Santa Claus - Jolly Ol’ Saint Nicolas (the author chose the Greek spelling of the name) has become a tyrannical overlord instead of a benevolent boss. There isn’t anything to explain this change in his character beyond the vague idea of market forces motivating a change in atmosphere.
The Elves - It’s a crowd that is completely passive and compliant to the player’s will.
The Enforcers - It’s just a simplistic antagonist force subservient to the main villain. They show up in one route as a threat but they aren’t really present otherwise.
3/8
Structure and Plot:
There are three endings that don’t take a long time to get to: two failure routes and one success route. It’s a very short storygame. The success ending requiring quick, brash action seems to encourage the player to get into the spirit of chaotic revolution. Seeking to do things through a union or some sort of strategy lead to failure.
2/8
Spelling, Punctuation and Grammar:
There are some errors throughout that are easy fixes. The format is still able to be followed even with these mistakes. Sections are broken up into well paced paragraphs for the two speeches the player can deliver.
4/8
Game Mechanics:
It’s a straightforward storygame with some small branches. The reader won’t be confused, beyond realizing that they could be killed by their own strategy in a route involving submarines.
3/8
Summary:
There’s credit to be given for submitting a storygame online in time for a contest, but this is still way too short. The entry does follow the spirit of the competition, but without much in terms of content it can’t be enjoyed for very long. The idea of tiny elves murdering Santa Claus out of bottled-up rage is still pretty funny. I just wish there was more here. There’s potential for this idea to get more development in the future, and I’d read it again if the author takes the time to work on it more.
Final Score: 3/8
view more...
—
MiltonManThing
on 1/2/2025 8:34:56 PM with a score of 0
Very short but with a couple decent speeches. Scattered SPAG issues or obviously wrong word choices. Fun concept minimally produced. This one might be worth expanding after the contest, however.
view more...
—
Anthraxus
on 1/2/2025 2:57:39 PM with a score of 0
Okay, Bezro, this story is, like, the worst fucking thing I’ve ever read. But also... it is you. I can’t even. Let’s start with the speeches—literally just filler, like you were padding the word count because the actual story is, like, non-existent.
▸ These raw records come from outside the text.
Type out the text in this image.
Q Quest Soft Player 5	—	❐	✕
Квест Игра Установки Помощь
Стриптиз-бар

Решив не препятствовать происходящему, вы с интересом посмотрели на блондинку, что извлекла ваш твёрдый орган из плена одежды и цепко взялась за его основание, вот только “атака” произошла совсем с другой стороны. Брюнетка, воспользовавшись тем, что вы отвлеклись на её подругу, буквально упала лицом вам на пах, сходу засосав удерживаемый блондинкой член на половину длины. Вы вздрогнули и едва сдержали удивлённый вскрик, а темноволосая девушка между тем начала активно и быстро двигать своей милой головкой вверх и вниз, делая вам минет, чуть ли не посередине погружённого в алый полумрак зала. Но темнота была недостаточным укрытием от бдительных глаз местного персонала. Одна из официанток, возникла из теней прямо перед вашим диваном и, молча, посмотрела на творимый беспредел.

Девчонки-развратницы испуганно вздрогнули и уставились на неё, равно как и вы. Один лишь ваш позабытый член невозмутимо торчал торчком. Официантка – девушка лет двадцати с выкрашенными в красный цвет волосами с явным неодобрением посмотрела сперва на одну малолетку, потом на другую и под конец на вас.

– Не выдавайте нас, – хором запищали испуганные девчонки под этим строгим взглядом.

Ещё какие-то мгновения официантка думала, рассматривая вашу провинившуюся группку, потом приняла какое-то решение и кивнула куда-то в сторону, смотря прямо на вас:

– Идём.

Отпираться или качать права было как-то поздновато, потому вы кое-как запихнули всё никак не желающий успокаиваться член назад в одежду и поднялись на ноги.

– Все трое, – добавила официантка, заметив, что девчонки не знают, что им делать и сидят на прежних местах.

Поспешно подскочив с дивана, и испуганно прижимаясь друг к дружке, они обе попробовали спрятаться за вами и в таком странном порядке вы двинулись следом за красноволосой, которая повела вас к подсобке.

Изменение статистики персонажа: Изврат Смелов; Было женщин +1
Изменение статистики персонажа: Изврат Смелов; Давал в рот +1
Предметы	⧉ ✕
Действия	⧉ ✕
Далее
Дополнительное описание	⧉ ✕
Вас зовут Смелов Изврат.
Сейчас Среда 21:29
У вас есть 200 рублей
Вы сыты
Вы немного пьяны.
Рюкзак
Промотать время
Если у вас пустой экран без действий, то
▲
And the endings? There are three, and they’re all fucking trash fires. First, the Union ending. You could have done something cool, but nooo, you had to go full edgy and kill off the main character for shock value. Like, you could have at least tried to show the negotiations or make it even slightly interesting? Nope, just snowmen pulling some action movie stunt. I mean, yeah, it was funny in a wtf way, but also, sooo fucking lazy.
Next up, the Suicide Bomber ending. Ice floats, bro. Like, that’s basic fucking science. You couldn’t even try to make the deaths make sense?
And then there’s the last one, whatever the fuck it was called. You really leaned into the wannabe edgy writer vibe. The gore descriptions were so bad I almost felt secondhand embarrassment, and then you ended it like every cliché assassin game ever, up high in the boss room, watching the chaos like some broody-ass edgelord.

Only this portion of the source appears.